Lavare le cellule al termine dell'incubazione ed etichettare i campioni con 250 microlitri di anticorpo secondario coniugato con colorante a fluorescenza appropriato per un'altra ora su ghiaccio, aggiungendo quattro microlitri di un colorante nucleare di colorazione a fluorescenza appropriato durante gli ultimi cinque minuti. Dopo aver lavato le cellule tre volte in tampone di lavaggio a freddo, montare i vetrini coprioggetti sui vetrini con sette microlitri di terreno di montaggio anti-sbiadimento, come dimostrato, e visualizzare i macrofagi mediante microscopia confocale a fluorescenza. Per eseguire un test di rilascio di LDH, aggiungere 50 microlitri di terreno DMEM 5 integrato con 10 nigericina micromolare a ciascun pozzetto sperimentale e 50 microlitri di DMEM 5 ai pozzetti di controllo spontaneo e al 100% di lisi per 60 minuti a 37 gradi Celsius e 5% di anidride carbonica.

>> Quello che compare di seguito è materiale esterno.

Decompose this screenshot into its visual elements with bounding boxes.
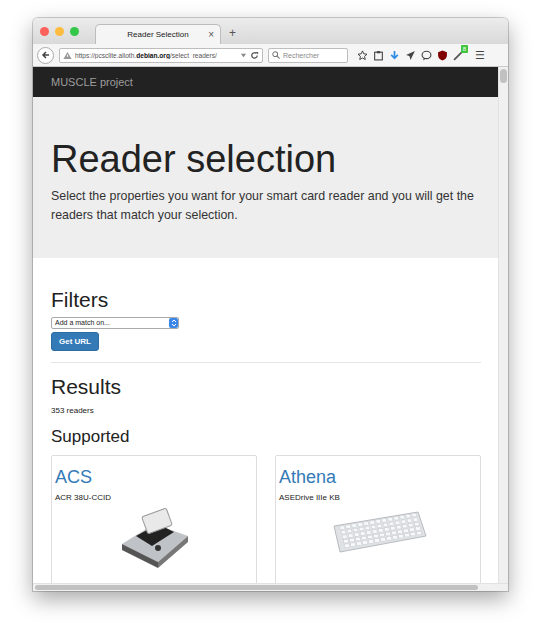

Dopo 30 minuti, aggiungere 10 microlitri di tampone di lisi 10X ai pozzetti di controllo della lisi al 100% e aggiungere 10 microlitri di terreno agli altri pozzetti. Al termine dell'incubazione, centrifugare la piastra e trasferire 50 microlitri di surnatante da ciascun pozzetto a una piastra trasparente a fondo piatto. Successivamente, aggiungere 50 microlitri di substrato appena scongelato e preparato a ciascun pozzetto per un'incubazione di 30 minuti al buio, controllando la piastra dopo 15 minuti per confermare che il segnale non supererà il limite di rilevamento del lettore di piastre.

Al termine dell'incubazione, aggiungere 50 microlitri di soluzione di arresto a ciascun pozzetto e misurare l'OD490 su un apposito lettore di piastre per consentire il calcolo della percentuale di lisi cellulare per pozzetto. Mentre i macrofagi di tipo esposti alla nigericina dimostrano la formazione di un focolaio di ASC nella regione perinucleare che contiene anche Caspasi-1 attiva, indicando che queste cellule sono in fase di piroptosi. Sebbene i macrofagi dei topi carenti di Caspasi-111 generino anche un focus ASC, queste cellule non hanno alcuna Caspasi-1 attiva associata a questo focus, come indicato dall'assenza di colorazione FAM-YVAD-FMK.

Né i nuclei di queste cellule sono condensati, indicando un'assenza di morte cellulare pirottotica. Inoltre, una grande percentuale di macrofagi wild type va incontro a morte cellulare dopo l'esposizione alla nigericina, come misurato dall'analisi del rilascio di LDH dei loro surnatanti di coltura, mentre i macrofagi carenti di Caspasi-1 non rilasciano LDH nel surnatante, indicando che le cellule sono ancora intatte. Dopo aver visto questo video, dovresti avere una buona comprensione di come visualizzare la formazione di inflammasomi mediante microscopia a fluorescenza e determinare il livello di lisi cellulare misurando il rilascio di LDH.

Questa procedura può essere modificata per l'uso di altri stimoli inflammasomici o interventi che alterano l'attivazione dell'inflammasoma o la piroptosi.